Chicago, Illinois, USA
93 days ago
Utilization Review Specialist

ESSENTIAL FUNCTIONS:

· Act as liaison between managed care organizations and the facility professional clinical staff.

· Conduct reviews, in accordance with certification requirements, of insurance plans or other managed care organizations (MCOs) and coordinate the flow of communication concerning reimbursement requirements.

· Monitor patient length of stay and extensions and inform clinical and medical staff on issues that may impact length of stay.

· Gather and develop statistical and narrative information to report on utilization, non-certified days (including identified causes and appeal information), discharges and quality of services, as required by the facility leadership or corporate office.

· Conduct quality reviews for medical necessity and services provided.

· Facilitate peer review calls between facility and external organizations.

· Initiate and complete the formal appeal process for denied admissions or continued stay.

· Assist the admissions department with pre-certifications of care.

· Provide ongoing support and training for staff on documentation or charting requirements, continued stay criteria and medical necessity updates.

OTHER FUNCTIONS:

· Perform other functions and tasks as assigned.

EDUCATION/EXPERIENCE/SKILL REQUIREMENTS:

· Associate's degree in nursing (LPN or RN) required.

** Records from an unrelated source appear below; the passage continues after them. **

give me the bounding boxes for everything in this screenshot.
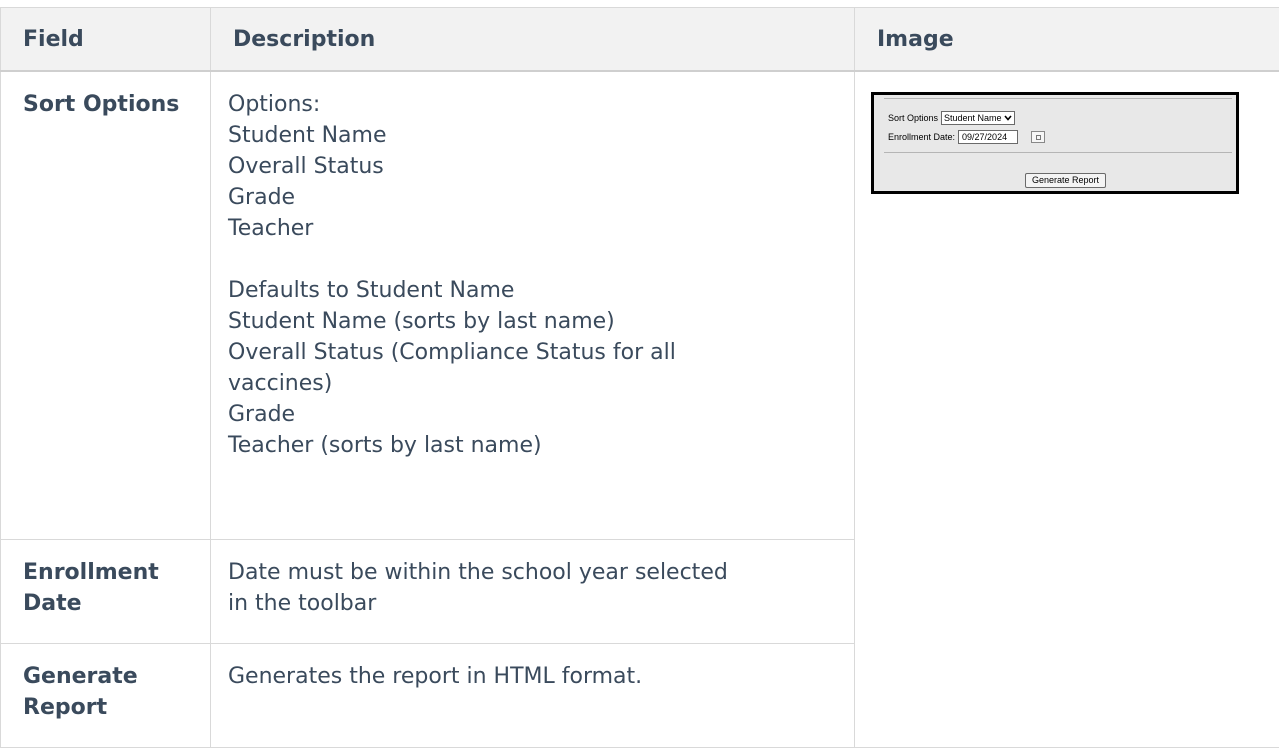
- header-image: Image: [854, 7, 1279, 72]
- divider: [884, 98, 1232, 99]
- divider: [884, 152, 1232, 153]
- header-field: Field: [0, 7, 211, 72]
- chevron-down-icon: [1003, 115, 1012, 121]
- desc-line: in the toolbar: [228, 590, 377, 616]
- enrollment-date-field: 09/27/2024: [958, 130, 1019, 144]
- field-description: Generates the report in HTML format.: [210, 642, 855, 748]
- desc-line: Grade: [228, 402, 296, 427]
- header-row: Field Description Image: [0, 7, 1279, 72]
- sort-options-value: Student Name: [944, 113, 1002, 123]
- table-row: Sort Options Options: Student Name Overa…: [0, 70, 1279, 748]
- desc-line: Student Name: [228, 123, 387, 148]
- field-description-table: Field Description Image Sort Options Opt…: [0, 7, 1279, 748]
- sort-options-label: Sort Options: [888, 113, 939, 123]
- field-name: Enrollment Date: [0, 538, 211, 644]
- desc-line: Options:: [228, 92, 321, 117]
- desc-line: Student Name (sorts by last name): [228, 309, 615, 334]
- enrollment-date-row: Enrollment Date: 09/27/2024: [888, 130, 1046, 144]
- image-cell: Sort Options Student Name Enrollment Dat…: [854, 70, 1279, 748]
- desc-line: vaccines): [228, 371, 333, 396]
- field-name: Sort Options: [0, 70, 211, 540]
- desc-line: Teacher (sorts by last name): [228, 433, 542, 458]
- calendar-icon: [1031, 131, 1046, 143]
- field-description: Date must be within the school year sele…: [210, 538, 855, 644]
- desc-line: Grade: [228, 185, 296, 210]
- sort-options-select: Student Name: [941, 111, 1015, 125]
- desc-line: Date must be within the school year sele…: [228, 559, 728, 585]
- generate-report-button: Generate Report: [1025, 173, 1107, 188]
- desc-line: Overall Status: [228, 154, 384, 179]
- header-description: Description: [210, 7, 855, 72]
- field-name: Generate Report: [0, 642, 211, 748]
- desc-line: Defaults to Student Name: [228, 278, 515, 303]
- sort-options-row: Sort Options Student Name: [888, 111, 1015, 125]
- desc-line: Overall Status (Compliance Status for al…: [228, 340, 676, 365]
- field-description: Options: Student Name Overall Status Gra…: [210, 70, 855, 540]
- enrollment-date-label: Enrollment Date:: [888, 132, 956, 142]
- desc-line: Generates the report in HTML format.: [228, 663, 643, 689]
- report-editor-screenshot: Sort Options Student Name Enrollment Dat…: [871, 92, 1239, 194]
- desc-line: Teacher: [228, 216, 314, 241]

Bachelor's or Master’s degree in social work, behavioral or mental health, nursing or other related health field preferred.

· Two or more years' experience with the population of the facility and previous experience in utilization management preferred.

LICENSES/DESIGNATIONS/CERTIFICATIONS:

· Current licensure as an LPN or RN within the state where the facility provides services; or current clinical professional license or certification, as required, within the state where the facility provides services.

· CPR and de-escalation and restraint certification required (training available upon hire and offered by the facility.